Twice, in quick succession, I've written blog posts about the developing fraud detection capacity in U.S. Citizenship and Immigration Services (USCIS).
The first time was to speak approvingly of the growing Fraud Detection and National Security (FDNS) directorate in USCIS, while noting the irony that it appears to be a recreation of the legacy INS, owing in no small part to the unwillingness of its sister agency, Immigration and Customs Enforcement (ICE), to adequately respond to fraud referrals.
The second time was to share with readers the concerns of a FDNS immigration officer serving in a field office who believes that all is not what it seems on the outside. That officer was responding to my initial post, and spoke with detailed knowledge that suggested credibility in citing shortcomings of the FDNS program — including that it is in large measure controlled by Service Center Operations (a different directorate), which is still pushing numbers and completions over qualitative fraud detection.
This is my third and likely last blog post on FDNS, but I believe it to be worth publishing. Another FDNS employee, a supervisor of some duration, has now written to me based on the observations contained in the second post. Like the first employee, the supervisor seeks anonymity for fear of reprisals. The supervisor confirms to me that the concerns of the field officer are valid. I will selectively quote from that communication, which was lengthy, and let the words speak for themselves:
[L]et me just confirm that not only is the field officer quoted in your article absolutely correct with regards to the lack of leadership in FDNS, the lack of leadership does not end in the Fraud Branch. Allow me to explain.
Bottom line: FDNS under its current senior leadership does not care about fraud issues. ... I cannot ignore the utter lack of leadership, strategy, communication, technology, and resources that is displayed in FDNS currently.
Lack of technology: FDNS utilizes an antiquated case management system that has no other functionality other than tabulating case hours and FDNS actions.
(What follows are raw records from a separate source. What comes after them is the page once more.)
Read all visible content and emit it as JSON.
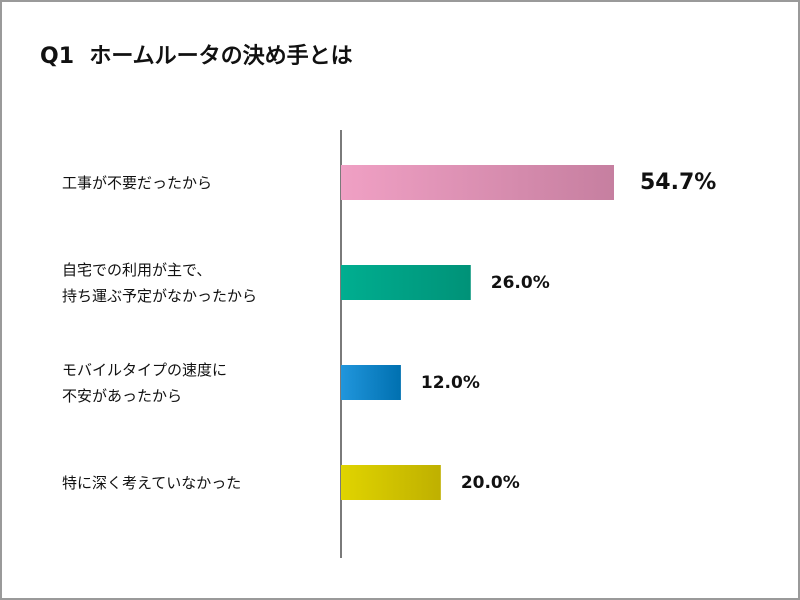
{
  "chart_data": {
    "type": "bar",
    "orientation": "horizontal",
    "title": "Q1  ホームルータの決め手とは",
    "categories": [
      "工事が不要だったから",
      "自宅での利用が主で、\n持ち運ぶ予定がなかったから",
      "モバイルタイプの速度に\n不安があったから",
      "特に深く考えていなかった"
    ],
    "values": [
      54.7,
      26.0,
      12.0,
      20.0
    ],
    "value_labels": [
      "54.7%",
      "26.0%",
      "12.0%",
      "20.0%"
    ],
    "colors": [
      [
        "#f0a0c4",
        "#c67fa0"
      ],
      [
        "#00ae90",
        "#009278"
      ],
      [
        "#2196dc",
        "#0070b0"
      ],
      [
        "#e0d400",
        "#bfb000"
      ]
    ],
    "xlabel": "",
    "ylabel": "",
    "xlim": [
      0,
      100
    ],
    "grid": false
  }
}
It in no way provides benefits to field IOs [Immigration Officers] through data or link analysis, provides very superficial numerical data for reporting related to staffing, and is not connected to any other relevant DHS investigative databases. Additionally, adjudicators seldom have access to the FDNS database and would have no indication within the USCIS adjudications framework of FDNS interest in a case or subject. As a matter of fact, the FDNS database is not part of the normal screening protocol for USCIS adjudications. USCIS adjudicators would only be aware if a TECS [the electronic system used by ICE special agents, since superseded and renamed] entry was placed on the subject. To further complicate matters for USCIS, FDNS had the opportunity to gain access, while limited, but access nonetheless, to the HSI [Homeland Security Investigations division of ICE] case management system, free of charge, in exchange for reworking an information sharing MOA [Memorandum of Agreement] related to data that was already being shared. FDNS declined and delivered a different analytical tool, which was promptly decommissioned after 90 days. Currently, FDNS IOs perform multiple queries in various databases and compile and analyze all information manually, which is inefficient, cumbersome, and time consuming. And this is just related to fraud investigations. If I delve into screening I would say there is no standardized methodology in place, no enterprise-wide technological solution, and the current methodology is, again, cumbersome, duplicative, and inefficient.
Back to fraud issues. ... There is little, if any, fraud-related training as compared to the old IOBTC [Immigration Officer Basic Training Course] courses. The course consists of instructions related to logging hours into the FDNS case management system, explanation of some policies (mainly NS [National Security] policies) and a couple of practical interview exercises. No law training, no legal evidentiary threshold training, no admin subpoena training, and no case studies on precedent decisions. As a matter of fact, one of the topics of discussion at the last FDNS senior leadership conference was regarding what the "definition of fraud is". Really?
Lastly I'll comment on resources. [Fraud Units of about a dozen IOs operate] in service centers that employ hundreds of adjudicators and handle all of the fraud [with] no analysts, no intelligence research specialists, and no budget. We have limited superficial communication with HQ FDNS and are only told repeatedly what the "numbers have to look like". FDNS has no strategic plan, at least none that has been shared with field leadership. ... [S]ince 2015, FDNS HQ lost EVERY Branch Chief to other positions. These are talented individuals from a variety of backgrounds who had a passion for their trade. But at the end of the day they recognized that FDNS, at the HQ leadership level, is a ship without a rudder.
There is little more to be said. It would appear to an outsider that the nascent fraud detection program is at a critical threshold, and USCIS should be confronting the harsh fact that the agency has a professional cadre of dedicated but dispirited officers who need to see that their efforts count for something, and are not just window dressing.
This is a prime opportunity for the new leaders installed in USCIS under the Trump administration to show to all line employees that their actions will match their words, and that immigration benefits-handling responsibilities, whether relating to adjudications or fraud detection, are no longer just a numbers game, or all about "getting to yes".